According to Mike Gempler, executive director the Washington Growers League, only a quarter (2,300 out of 100,000) of the state’s farmhands “have proper paperwork to remain employed under E-Verify,” leaving open thousands of jobs not likely to be filled by unemployed Americans:

“If we were to have the E-Verify bill go into effect without anything else changing, it would be very, very destructive to our industry,” Gempler says. “The domestic workforce is just not interested in these jobs. And if we can’t replace that workforce, with the vast majority of our crops, particularly tree fruit, we’ll lose production. We would lose market share, and consumers in the U.S. would begin buying their produce from places outside the U.S.”
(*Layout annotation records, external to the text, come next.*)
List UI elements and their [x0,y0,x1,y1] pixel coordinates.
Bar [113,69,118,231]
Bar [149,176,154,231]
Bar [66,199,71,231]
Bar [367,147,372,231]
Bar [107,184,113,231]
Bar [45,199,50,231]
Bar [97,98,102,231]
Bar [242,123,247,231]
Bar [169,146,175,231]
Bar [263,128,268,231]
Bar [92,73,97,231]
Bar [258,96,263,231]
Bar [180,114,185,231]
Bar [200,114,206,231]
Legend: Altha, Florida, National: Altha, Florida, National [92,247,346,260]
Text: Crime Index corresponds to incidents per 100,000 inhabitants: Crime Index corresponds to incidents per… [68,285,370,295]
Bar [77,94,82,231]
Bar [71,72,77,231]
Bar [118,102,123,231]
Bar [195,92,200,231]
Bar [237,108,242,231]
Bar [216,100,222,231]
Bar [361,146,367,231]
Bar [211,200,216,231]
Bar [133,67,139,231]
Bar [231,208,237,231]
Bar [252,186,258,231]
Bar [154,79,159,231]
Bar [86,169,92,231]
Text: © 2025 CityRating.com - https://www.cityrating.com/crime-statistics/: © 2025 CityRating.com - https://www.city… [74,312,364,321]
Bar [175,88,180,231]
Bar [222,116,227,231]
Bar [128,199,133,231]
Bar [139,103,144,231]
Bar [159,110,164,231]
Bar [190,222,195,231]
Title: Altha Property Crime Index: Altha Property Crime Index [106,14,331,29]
Washington’s not the only state where farmers are upset. The Washington Growers League joins the Georgia Fruit and Vegetable Association in concerns over how E-Verify will impact the state’s agricultural industry. According to the Association, nearly $300 million worth of crops are at risk if Georgia’s 11,000 agricultural jobs remain empty. Farmers in Georgia have already noted a 30-50% dip in migrant labor since late May, a month after HB 87 passed. Similarly, members of Georgia $14.1 billion restaurant industry—particularly the Georgia Restaurant Association—are reporting labor shortages due to the tough new immigration law.

On a national level, farmers estimate that a mandatory E-Verify program would cripple the country’s $390 billion agricultural industry as well as put a dent in federal coffers. According to president of the American Farm Bureau, Bob Stallman, denying farmers adequate labor supply would “cost farmers $5 billion to $9 billion annually.” And according to a Congressional Budget Office (CBO) report, mandatory E-Verify without a legalization program would cost the federal government $17.3 billion in lost tax revenue over a decade because immigrants would work “off the books.”

In response, Rep. Lamar Smith (the bill’s sponsor) invites farmers to use the existing H-2A guest worker program—a program many describe as “hopelessly bureaucratic” and an “unworkable joke.”

Clearly, Smith’s enforcement-only mandatory E-Verify program—a program that stands to take a large economic bite out of the country’s agricultural industry—is not the answer. Congress must take into consideration the needs of our entire labor market by looking beyond the narrow scope of immigration enforcement toward lasting solutions that benefit our entire economy.